Condo Repairs: Due Diligence Can Help Buyers Avoid Unexpected Bills
he recent news story that condo owners in an Ottawa development are on the hook for $15.3M for repairs to the building (Ottawa Citizen, January 15th, 2014) will send a chill down the spine of other condo owners and anyone contemplating purchasing a condo.
If you’re considering buying a condo it is essential to carefully review the ‘status certificate’. Any planned or contemplated special assessment has to be disclosed in the status certificate. Now mind you, if the special assessment hasn’t yet been contemplated it won’t be disclosed in the special assessment. If you put in an offer on a condo with a planned special assessment, then it should be mention in the status certificate you receive when submitting the offer. If you do discover that a special assessment is planned after making an offer, then the buyer can use the condition their realtor inserted in Schedule A to the OREA Agreement of Purchase and Sale to either terminate the purchase or negotiate a price reduction or other amendment with the seller, so long as the condition has not already be waived.

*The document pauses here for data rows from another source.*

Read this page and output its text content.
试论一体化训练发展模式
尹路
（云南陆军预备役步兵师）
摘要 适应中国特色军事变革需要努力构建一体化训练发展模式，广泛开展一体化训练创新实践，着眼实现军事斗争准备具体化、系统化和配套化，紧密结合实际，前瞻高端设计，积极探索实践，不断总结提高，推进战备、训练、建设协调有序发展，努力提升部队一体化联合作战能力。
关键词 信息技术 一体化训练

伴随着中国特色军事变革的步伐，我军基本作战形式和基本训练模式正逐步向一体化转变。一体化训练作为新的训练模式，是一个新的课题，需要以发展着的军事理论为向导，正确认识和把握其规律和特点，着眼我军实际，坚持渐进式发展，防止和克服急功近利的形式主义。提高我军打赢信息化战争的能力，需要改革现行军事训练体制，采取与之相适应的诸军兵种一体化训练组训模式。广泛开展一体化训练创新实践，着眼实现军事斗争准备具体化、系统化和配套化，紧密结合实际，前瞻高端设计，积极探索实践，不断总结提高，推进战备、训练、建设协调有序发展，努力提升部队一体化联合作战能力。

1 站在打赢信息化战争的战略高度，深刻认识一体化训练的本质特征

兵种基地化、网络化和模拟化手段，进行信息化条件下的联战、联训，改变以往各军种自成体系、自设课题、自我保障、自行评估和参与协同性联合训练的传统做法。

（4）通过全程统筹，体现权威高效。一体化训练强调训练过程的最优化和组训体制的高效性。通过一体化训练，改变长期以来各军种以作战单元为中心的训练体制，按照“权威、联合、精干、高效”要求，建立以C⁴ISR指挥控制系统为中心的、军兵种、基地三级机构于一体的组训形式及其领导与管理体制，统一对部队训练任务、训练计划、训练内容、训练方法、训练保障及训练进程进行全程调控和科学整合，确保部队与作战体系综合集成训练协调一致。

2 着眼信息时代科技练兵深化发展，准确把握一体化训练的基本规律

From the point of view of current owners, there is not really anything that can be done other than taking an active role in the condominium corporation and ensuring you have the financial information. In the case of the condo facing the large repair bill, the status certificate would not have decreased to $200,000 overnight. The reduction would likely have been something that occurred over a number of years and if owners are informed and proactive they could have asked the questions as to why the reserve fund balance was going down and whether or not it should be a cause for concern.
This does not mean a situation such as the current one would be prevented as these matters are often unforeseen and cannot be completely planned for. It is, as they say a “reality of condo living” which is akin to home owners who may have to replace a roof, furnace or air conditioner unexpectedly. These potential unexpected costs are a prime reason why everyone should be setting aside an amount as a regular part of their budget into a “personal reserve fund” much like condominiums are required to put aside funds for repairs and replacements. This “personal reserve fund” can then be used in circumstances where unforeseen costs arise and they can hopefully be paid for without having to incur more debt.